If it were to follow through with this request, the result would be that no country anywhere in the world would be able to make use of Clearview’s service. Not only could U.S. law enforcement agencies not use the tool to locate a British or French national who comes to the United States and commits a crime that is recorded on camera, but if the company must delete all of its data to comply with these orders, the tool would be rendered useless for everyone. Therefore, demanding that Clearview stop processing data about their data subjects is not a reasonable or proportionate response. If France and the UK are concerned about the implications of law enforcement using this tool, a better option is to simply not use it.
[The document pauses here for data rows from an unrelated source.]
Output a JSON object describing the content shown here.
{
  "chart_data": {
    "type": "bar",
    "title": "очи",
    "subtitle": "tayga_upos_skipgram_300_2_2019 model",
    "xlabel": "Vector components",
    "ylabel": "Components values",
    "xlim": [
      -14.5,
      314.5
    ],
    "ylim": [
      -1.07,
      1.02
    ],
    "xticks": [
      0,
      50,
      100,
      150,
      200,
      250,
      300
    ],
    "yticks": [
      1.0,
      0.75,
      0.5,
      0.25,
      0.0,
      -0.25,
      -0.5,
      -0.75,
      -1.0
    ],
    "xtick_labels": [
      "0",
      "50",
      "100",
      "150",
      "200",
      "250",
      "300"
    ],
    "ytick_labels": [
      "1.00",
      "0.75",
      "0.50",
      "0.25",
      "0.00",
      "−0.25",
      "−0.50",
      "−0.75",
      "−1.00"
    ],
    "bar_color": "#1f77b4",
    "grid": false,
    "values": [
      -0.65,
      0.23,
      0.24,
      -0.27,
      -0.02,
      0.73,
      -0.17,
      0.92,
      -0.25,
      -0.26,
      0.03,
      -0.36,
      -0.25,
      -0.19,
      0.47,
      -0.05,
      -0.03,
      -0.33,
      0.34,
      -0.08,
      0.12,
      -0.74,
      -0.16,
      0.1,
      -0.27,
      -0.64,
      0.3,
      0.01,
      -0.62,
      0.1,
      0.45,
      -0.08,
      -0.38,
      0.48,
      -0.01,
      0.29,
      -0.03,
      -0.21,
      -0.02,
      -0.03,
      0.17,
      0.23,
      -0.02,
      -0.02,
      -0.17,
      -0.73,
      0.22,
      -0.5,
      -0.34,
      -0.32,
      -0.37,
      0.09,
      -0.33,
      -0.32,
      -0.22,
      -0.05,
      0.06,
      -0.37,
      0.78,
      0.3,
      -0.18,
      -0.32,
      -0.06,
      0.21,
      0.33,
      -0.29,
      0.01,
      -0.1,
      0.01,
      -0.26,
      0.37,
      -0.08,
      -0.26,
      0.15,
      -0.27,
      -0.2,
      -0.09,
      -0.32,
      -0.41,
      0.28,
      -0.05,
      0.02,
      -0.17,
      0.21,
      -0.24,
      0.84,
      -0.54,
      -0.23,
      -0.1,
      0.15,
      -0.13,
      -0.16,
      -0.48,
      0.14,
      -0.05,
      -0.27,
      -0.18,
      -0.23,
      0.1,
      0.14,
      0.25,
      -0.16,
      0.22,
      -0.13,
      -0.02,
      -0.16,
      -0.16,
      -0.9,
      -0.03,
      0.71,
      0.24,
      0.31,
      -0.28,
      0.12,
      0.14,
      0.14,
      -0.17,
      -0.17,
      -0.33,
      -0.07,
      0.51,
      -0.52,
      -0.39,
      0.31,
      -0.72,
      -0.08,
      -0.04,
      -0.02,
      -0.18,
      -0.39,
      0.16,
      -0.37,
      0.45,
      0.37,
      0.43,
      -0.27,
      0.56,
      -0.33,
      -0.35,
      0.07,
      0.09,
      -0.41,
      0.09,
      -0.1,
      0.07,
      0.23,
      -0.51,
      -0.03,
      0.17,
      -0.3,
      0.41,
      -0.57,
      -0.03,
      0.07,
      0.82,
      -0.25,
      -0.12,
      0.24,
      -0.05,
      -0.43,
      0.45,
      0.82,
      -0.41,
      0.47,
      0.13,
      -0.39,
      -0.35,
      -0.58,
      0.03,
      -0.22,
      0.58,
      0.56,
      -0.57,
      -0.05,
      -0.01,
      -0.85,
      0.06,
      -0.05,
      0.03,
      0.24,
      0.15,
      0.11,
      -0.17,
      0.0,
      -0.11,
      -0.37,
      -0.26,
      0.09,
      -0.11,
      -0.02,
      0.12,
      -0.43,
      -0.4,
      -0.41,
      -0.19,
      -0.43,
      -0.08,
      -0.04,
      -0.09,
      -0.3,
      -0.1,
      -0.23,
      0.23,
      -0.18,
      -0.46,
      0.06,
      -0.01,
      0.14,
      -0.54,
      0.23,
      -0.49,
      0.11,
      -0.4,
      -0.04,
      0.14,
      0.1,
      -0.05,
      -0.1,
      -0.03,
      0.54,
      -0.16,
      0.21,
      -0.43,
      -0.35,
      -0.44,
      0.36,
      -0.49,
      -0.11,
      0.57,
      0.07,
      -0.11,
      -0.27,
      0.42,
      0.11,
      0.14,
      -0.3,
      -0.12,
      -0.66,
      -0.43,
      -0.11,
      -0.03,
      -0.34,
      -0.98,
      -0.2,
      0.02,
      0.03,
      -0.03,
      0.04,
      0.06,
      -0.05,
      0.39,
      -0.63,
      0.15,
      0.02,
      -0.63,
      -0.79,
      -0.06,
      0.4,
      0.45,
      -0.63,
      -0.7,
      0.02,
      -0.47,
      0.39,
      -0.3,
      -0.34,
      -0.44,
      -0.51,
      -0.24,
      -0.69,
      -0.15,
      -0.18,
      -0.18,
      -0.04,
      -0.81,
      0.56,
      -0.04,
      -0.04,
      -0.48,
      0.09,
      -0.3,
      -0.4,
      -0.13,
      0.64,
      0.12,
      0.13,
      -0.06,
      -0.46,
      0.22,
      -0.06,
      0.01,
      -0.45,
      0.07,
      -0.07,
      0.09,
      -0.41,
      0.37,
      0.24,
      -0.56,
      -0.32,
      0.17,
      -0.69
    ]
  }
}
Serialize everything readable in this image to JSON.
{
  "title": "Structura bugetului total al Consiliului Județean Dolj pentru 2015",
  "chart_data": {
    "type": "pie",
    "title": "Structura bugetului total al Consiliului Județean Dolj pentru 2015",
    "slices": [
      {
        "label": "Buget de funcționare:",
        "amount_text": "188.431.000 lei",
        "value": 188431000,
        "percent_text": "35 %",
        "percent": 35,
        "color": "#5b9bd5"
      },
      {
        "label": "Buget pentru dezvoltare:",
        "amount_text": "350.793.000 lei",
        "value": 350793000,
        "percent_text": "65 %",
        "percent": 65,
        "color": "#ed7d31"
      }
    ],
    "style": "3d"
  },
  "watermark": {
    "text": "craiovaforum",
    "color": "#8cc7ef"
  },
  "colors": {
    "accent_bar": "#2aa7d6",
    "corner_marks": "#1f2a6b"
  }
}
Finally, these orders represent a critical blow to both free speech and a free and open Internet because they directly implicate what individuals and businesses can do with legal personal data they download from the Internet. For example, other search engines and web proxies may also store or processes images of Europeans from the Internet—there is no reason that a European regulator might not take action against one of these businesses in the future. Similarly, coding has long been recognized as a form of speech, and data protection authorities can treat individuals as data controllers—so this ruling would suggest that European regulators believe it would be within their authority, for example, to prohibit an American from executing code on their personal computer that would process publicly available photos from the Internet about Europeans. Or perhaps European regulators would like to prohibit Americans from retweeting photos European users share of themselves on social media. None of these outcomes would advance the idea, often espoused by European and American policymakers alike, that countries should promote a mostly open Internet—giving users the freedom to connect, speak, innovate, and share content with few restrictions.
The primary problem with both of these orders is that they do not consider the extraterritorial impact of their decisions. As ITIF has written before in its report “Beyond Internet Universalism: A Framework for Addressing Cross-Border Internet Policy,” countries will often have different policy objectives, so they should not act unilaterally to impose policies that directly affect individuals or organizations outside their country. Instead, they should either pursue policies that minimize their impact outside their domestic jurisdiction or work to build international consensus on these issues through multilateral forums.
Rather than acting unilaterally, the UK and France could have raised these concerns in existing forums such as the EU-US Trade and Technology Council or as part of the revitalized Atlantic Charter. But since these countries have acted without regard to the impact on the United States, U.S policymakers should respond. After all, while Clearview disputes the legality of both of these orders and will likely appeal them, the orders themselves put the company at existential risk. For example, the UK fine alone amounts to 60 percent of the total funds it has raised from investors. Moreover, the company will likely face similar actions from data protection officials in other European countries in the coming months, a pressure that would be challenging for any startup to handle. Therefore, while the company will likely appeal these orders, it should do so with explicit and forthright political support from the U.S. government designed to defend U.S. companies from unfair extraterritorial enforcement actions, protect public safety, and preserve Internet freedoms.